Troisième moyen, relatif à l’absence d’avantage prétendument conféré à SACE BT par la troisième et la quatrième mesure litigieuse : violation de l’article 107, paragraphe 1, TFUE et application erronée du MEIP; caractère inapproprié du complément de la motivation de la décision attaquée.

Le conseil d’administration de SACE SpA a agi de manière parfaitement similaire aux autres opérateurs privés, qui, vu le niveau élevé d’incertitude et d’urgence que présentait la situation du marché en 2009, ont procédé à des injections de capital analogues auprès de leurs sociétés filiales, malgré l’absence de prévisions relatives aux flux de caisse futurs qui étayeraient, d’un point de vue comptable, l’attente en matière de rentabilité, du moins à long terme.
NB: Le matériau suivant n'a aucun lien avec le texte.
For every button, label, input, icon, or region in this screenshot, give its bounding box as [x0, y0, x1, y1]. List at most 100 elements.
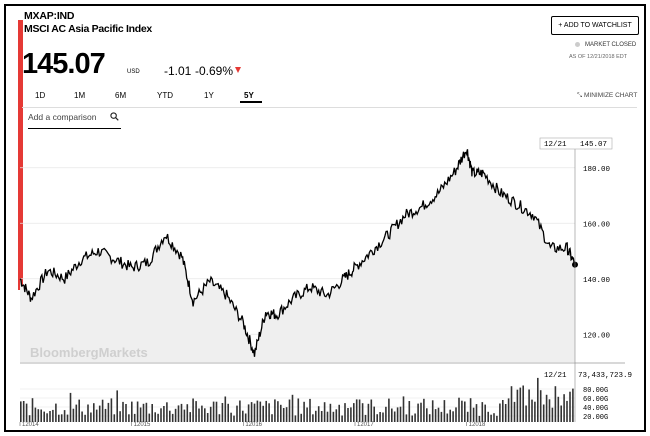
volume-bar [507, 398, 510, 422]
volume-bar [66, 414, 69, 422]
volume-bar [545, 394, 548, 422]
volume-bar [250, 402, 253, 422]
volume-bar [95, 409, 98, 422]
volume-bar [569, 391, 571, 422]
volume-bar [525, 405, 527, 422]
tab-1d[interactable]: 1D [35, 91, 46, 100]
volume-bar [420, 402, 422, 422]
volume-bar [63, 410, 66, 422]
minimize-chart-button[interactable]: ⤡ MINIMIZE CHART [577, 92, 638, 99]
volume-bar [282, 408, 285, 422]
volume-bar [393, 411, 396, 422]
volume-bar [376, 414, 378, 422]
volume-bar [31, 398, 34, 422]
volume-bar [361, 403, 364, 422]
volume-bar [78, 399, 80, 422]
volume-bar [139, 407, 142, 422]
volume-bar [537, 377, 539, 422]
active-tab-underline [240, 101, 262, 103]
volume-bar [113, 414, 116, 422]
volume-bar [382, 412, 384, 422]
tab-ytd[interactable]: YTD [157, 91, 173, 100]
volume-bar [288, 399, 291, 422]
last-date-label: 12/21 [544, 141, 567, 149]
add-to-watchlist-button[interactable]: + ADD TO WATCHLIST [551, 16, 639, 35]
last-date-label-bg [539, 137, 613, 150]
volume-bar [294, 415, 297, 422]
volume-bar [244, 413, 247, 422]
volume-bar [542, 404, 545, 422]
volume-bar [528, 389, 530, 422]
volume-bar [303, 401, 305, 422]
volume-bar [464, 401, 466, 422]
volume-date-label: 12/21 [544, 372, 567, 380]
volume-bar [69, 392, 72, 422]
volume-bar [280, 404, 282, 422]
accent-bar [18, 20, 23, 290]
current-price: 145.07 [22, 48, 106, 80]
volume-bar [335, 409, 338, 422]
volume-bar [93, 403, 95, 422]
volume-bar [531, 399, 533, 422]
last-price-label: 145.07 [580, 141, 607, 149]
tab-1y[interactable]: 1Y [204, 91, 214, 100]
add-comparison-input[interactable]: Add a comparison [28, 112, 97, 122]
volume-bar [423, 398, 425, 422]
tab-1m[interactable]: 1M [74, 91, 86, 100]
volume-bar [539, 390, 542, 422]
volume-bar [572, 388, 574, 422]
tab-divider [22, 107, 637, 108]
volume-bar [370, 399, 373, 422]
tab-6m[interactable]: 6M [115, 91, 127, 100]
volume-bar [90, 412, 92, 422]
volume-bar [180, 403, 183, 422]
volume-bar [101, 399, 104, 422]
volume-bar [46, 413, 48, 422]
volume-bar [227, 403, 229, 422]
volume-bar [513, 401, 516, 422]
volume-bar [434, 409, 437, 422]
volume-bar [107, 402, 110, 422]
volume-bar [516, 389, 519, 422]
volume-bar [55, 403, 57, 422]
volume-bar [329, 403, 332, 422]
price-change-percent: -0.69% [195, 64, 234, 78]
volume-bar [437, 407, 440, 422]
volume-bar [455, 407, 457, 422]
volume-bar [373, 406, 375, 422]
volume-bar [563, 394, 565, 422]
volume-bar [183, 409, 186, 422]
volume-bar [440, 411, 443, 422]
volume-bar [224, 396, 227, 422]
index-name: MSCI AC Asia Pacific Index [24, 23, 152, 35]
time-axis: 12014 12015 12016 12017 12018 [19, 422, 486, 428]
volume-bar [551, 407, 554, 422]
volume-bar [52, 409, 54, 422]
x-tick-label: 12015 [134, 422, 151, 428]
volume-bar [142, 403, 145, 422]
volume-bar [136, 401, 139, 422]
volume-bar [174, 408, 177, 422]
volume-bar [265, 400, 267, 422]
volume-value-label: 73,433,723.9 [578, 372, 632, 380]
volume-bar [554, 386, 557, 422]
volume-bar [128, 414, 130, 422]
volume-bar [22, 401, 25, 422]
market-status: MARKET CLOSED [585, 42, 637, 48]
volume-bar [87, 404, 89, 422]
volume-bar [218, 414, 221, 422]
volume-bar [192, 398, 194, 422]
search-icon[interactable] [110, 112, 119, 121]
volume-bar [186, 404, 189, 422]
as-of-timestamp: AS OF 12/21/2018 EDT [569, 54, 628, 60]
tab-5y[interactable]: 5Y [244, 91, 254, 100]
volume-bar [125, 404, 127, 422]
volume-tick-label: 80.00G [583, 387, 608, 395]
volume-bars [20, 377, 574, 422]
volume-bar [119, 411, 121, 422]
volume-bar [443, 400, 446, 422]
volume-bar [388, 398, 390, 422]
volume-bar [490, 414, 492, 422]
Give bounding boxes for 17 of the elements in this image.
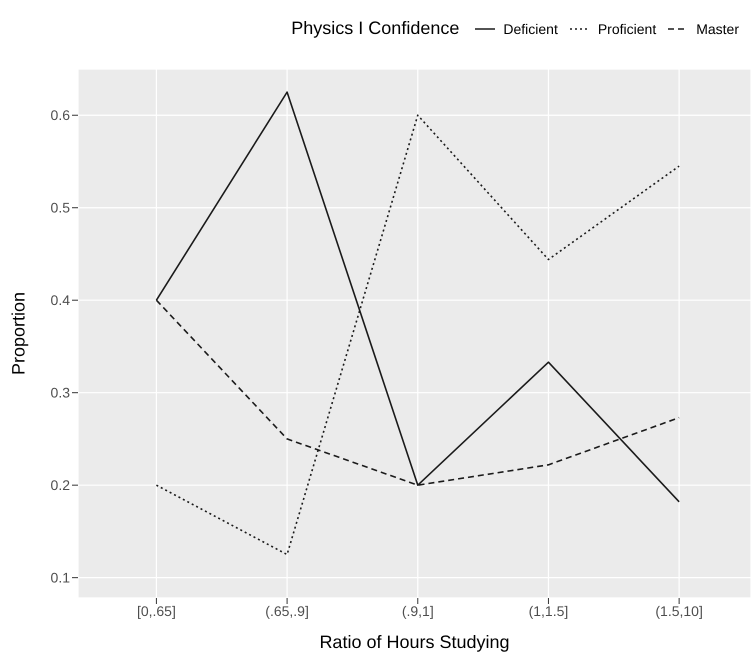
x-tick-label: (1.5,10] — [655, 602, 703, 619]
legend-title: Physics I Confidence — [291, 18, 460, 39]
x-axis-title: Ratio of Hours Studying — [319, 632, 510, 652]
y-tick-label: 0.4 — [50, 292, 70, 308]
legend-label: Master — [695, 20, 739, 36]
x-tick-label: (.9,1] — [402, 602, 434, 619]
y-tick-label: 0.1 — [50, 570, 70, 586]
y-tick-label: 0.5 — [50, 200, 70, 216]
x-tick-label: [0,.65] — [136, 602, 176, 619]
y-tick-label: 0.2 — [50, 477, 70, 494]
legend-label: Deficient — [502, 20, 558, 36]
y-tick-label: 0.3 — [50, 384, 70, 401]
x-tick-label: (.65,.9] — [265, 602, 309, 619]
legend-label: Proficient — [596, 20, 656, 36]
x-tick-label: (1,1.5] — [528, 602, 568, 619]
y-axis-title: Proportion — [8, 292, 28, 376]
y-tick-label: 0.6 — [50, 107, 70, 124]
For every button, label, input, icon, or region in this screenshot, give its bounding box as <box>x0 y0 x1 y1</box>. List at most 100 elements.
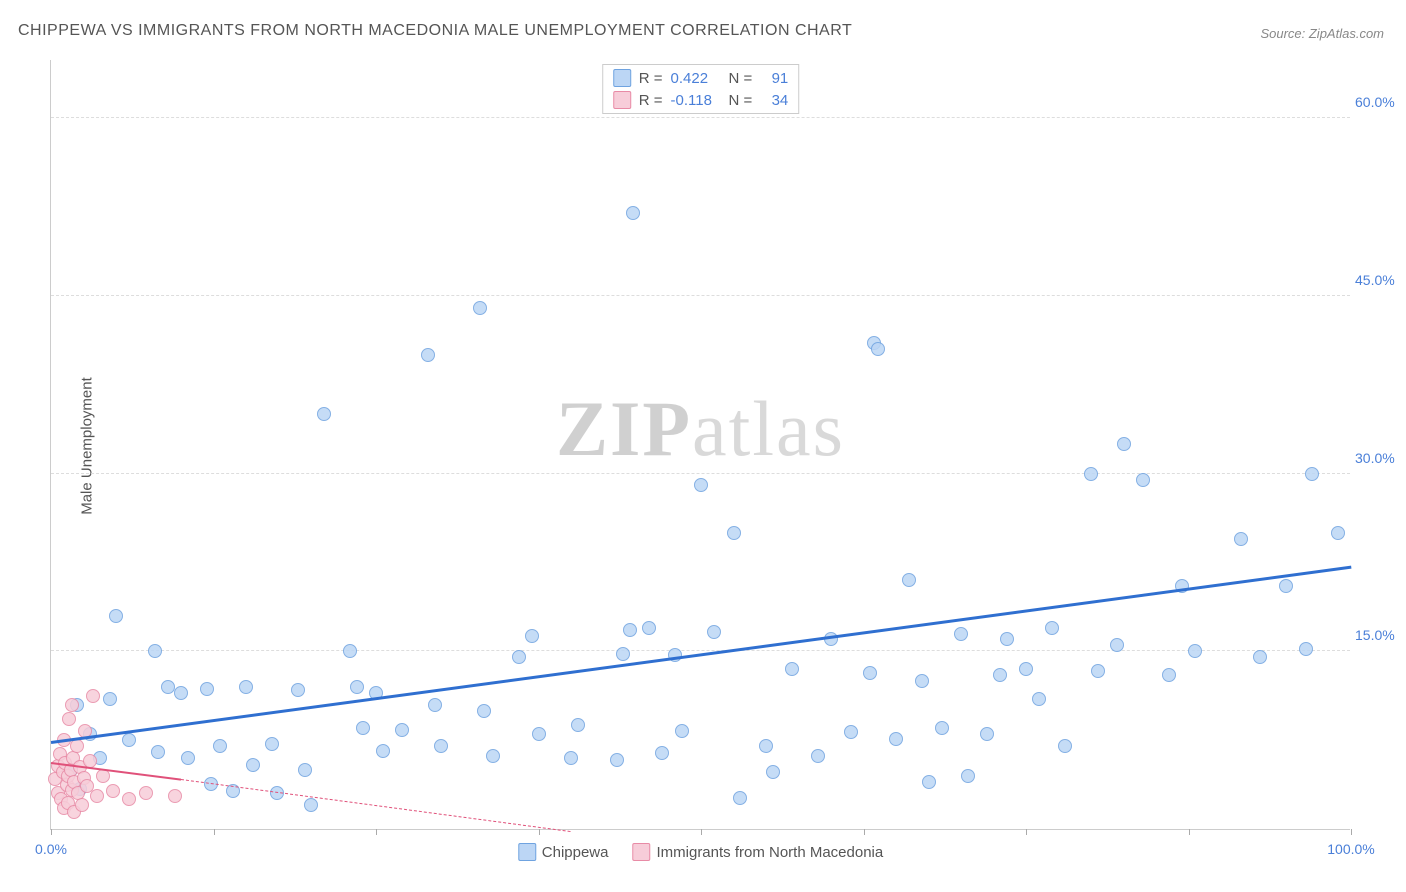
series-legend-label: Immigrants from North Macedonia <box>656 844 883 861</box>
scatter-point <box>915 674 929 688</box>
watermark-bold: ZIP <box>556 385 692 472</box>
scatter-point <box>889 732 903 746</box>
legend-swatch <box>518 843 536 861</box>
scatter-point <box>623 623 637 637</box>
gridline <box>51 117 1350 118</box>
scatter-point <box>759 739 773 753</box>
scatter-point <box>532 727 546 741</box>
scatter-point <box>525 629 539 643</box>
scatter-point <box>122 733 136 747</box>
trend-line <box>51 566 1351 744</box>
source-attribution: Source: ZipAtlas.com <box>1260 26 1384 41</box>
scatter-point <box>395 723 409 737</box>
scatter-point <box>1299 642 1313 656</box>
scatter-point <box>304 798 318 812</box>
scatter-point <box>477 704 491 718</box>
scatter-point <box>174 686 188 700</box>
scatter-point <box>727 526 741 540</box>
scatter-point <box>213 739 227 753</box>
watermark-rest: atlas <box>692 385 845 472</box>
scatter-point <box>376 744 390 758</box>
legend-swatch <box>613 69 631 87</box>
scatter-point <box>350 680 364 694</box>
scatter-point <box>844 725 858 739</box>
x-tick <box>1351 829 1352 835</box>
gridline <box>51 650 1350 651</box>
y-tick-label: 45.0% <box>1355 272 1400 288</box>
x-tick <box>214 829 215 835</box>
scatter-point <box>980 727 994 741</box>
scatter-point <box>902 573 916 587</box>
scatter-point <box>181 751 195 765</box>
stats-legend-row: R =-0.118N =34 <box>603 89 799 111</box>
scatter-point <box>1253 650 1267 664</box>
scatter-point <box>75 798 89 812</box>
scatter-point <box>239 680 253 694</box>
scatter-point <box>356 721 370 735</box>
stats-legend-row: R =0.422N =91 <box>603 67 799 89</box>
scatter-point <box>161 680 175 694</box>
scatter-point <box>785 662 799 676</box>
scatter-point <box>626 206 640 220</box>
scatter-point <box>86 689 100 703</box>
scatter-point <box>1279 579 1293 593</box>
scatter-point <box>434 739 448 753</box>
gridline <box>51 473 1350 474</box>
y-tick-label: 60.0% <box>1355 94 1400 110</box>
scatter-point <box>564 751 578 765</box>
scatter-point <box>103 692 117 706</box>
scatter-point <box>512 650 526 664</box>
scatter-point <box>1162 668 1176 682</box>
scatter-point <box>428 698 442 712</box>
scatter-point <box>200 682 214 696</box>
scatter-point <box>62 712 76 726</box>
legend-swatch <box>613 91 631 109</box>
scatter-point <box>811 749 825 763</box>
n-value: 91 <box>760 70 788 87</box>
scatter-point <box>954 627 968 641</box>
n-value: 34 <box>760 92 788 109</box>
x-tick <box>701 829 702 835</box>
x-tick <box>864 829 865 835</box>
scatter-point <box>1110 638 1124 652</box>
scatter-point <box>168 789 182 803</box>
trend-line-extension <box>181 779 571 832</box>
r-label: R = <box>639 70 663 87</box>
scatter-point <box>642 621 656 635</box>
chart-title: CHIPPEWA VS IMMIGRANTS FROM NORTH MACEDO… <box>18 22 852 40</box>
scatter-point <box>922 775 936 789</box>
gridline <box>51 295 1350 296</box>
scatter-point <box>70 739 84 753</box>
scatter-point <box>863 666 877 680</box>
x-tick <box>539 829 540 835</box>
scatter-point <box>1091 664 1105 678</box>
y-tick-label: 15.0% <box>1355 627 1400 643</box>
scatter-point <box>1188 644 1202 658</box>
scatter-point <box>139 786 153 800</box>
x-tick-label: 0.0% <box>35 841 67 857</box>
scatter-point <box>106 784 120 798</box>
scatter-point <box>1305 467 1319 481</box>
scatter-point <box>421 348 435 362</box>
scatter-point <box>298 763 312 777</box>
plot-area: ZIPatlas R =0.422N =91R =-0.118N =34 Chi… <box>50 60 1350 830</box>
scatter-point <box>1019 662 1033 676</box>
n-label: N = <box>729 92 753 109</box>
x-tick <box>1189 829 1190 835</box>
scatter-point <box>694 478 708 492</box>
y-tick-label: 30.0% <box>1355 450 1400 466</box>
scatter-point <box>961 769 975 783</box>
scatter-point <box>486 749 500 763</box>
n-label: N = <box>729 70 753 87</box>
x-tick <box>1026 829 1027 835</box>
scatter-point <box>1136 473 1150 487</box>
scatter-point <box>675 724 689 738</box>
scatter-point <box>1234 532 1248 546</box>
scatter-point <box>733 791 747 805</box>
x-tick-label: 100.0% <box>1327 841 1374 857</box>
scatter-point <box>993 668 1007 682</box>
scatter-point <box>1084 467 1098 481</box>
scatter-point <box>1058 739 1072 753</box>
scatter-point <box>571 718 585 732</box>
scatter-point <box>343 644 357 658</box>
Cette situation objective, découlant d’une simple observation des dynamiques du marché à une date précise, aurait dû prévaloir sur toute autre considération théorique ou spéculative dans le cadre de l’application du MEIP de la part de la Commission. En outre, la décision ne cite pas un seul cas concret de société privée exerçant dans les conditions normales du marché qui, face à de graves difficultés liées à la crise, aurait été mise en liquidation par ses actionnaires plutôt que recapitalisée. Le Tribunal n’a en tout état de cause pas expliqué en quoi SACE aurait été tenue d’apprécier au préalable la rentabilité future de SACE BT et de transmettre à la Commission des éléments prévisionnels appropriés, alors qu’il ressortait de la situation du marché que les investisseurs privés ne l’avaient pas fait. Enfin, dès lors que la Commission a estimé, au cours de la procédure formelle d’examen, ne pas devoir accorder toute son attention aux arguments soulevés par SACE en vue de l’application du critère empirique du MEIP, le Tribunal a commis une erreur en déclarant qu’elle pouvait légitimement les rejeter, eu égard à l’hypothèse abstraite que les opérations relatives au capital effectuées par les opérateurs privés pourraient également être non conformes au MEIP, car comportant des éléments d’aide.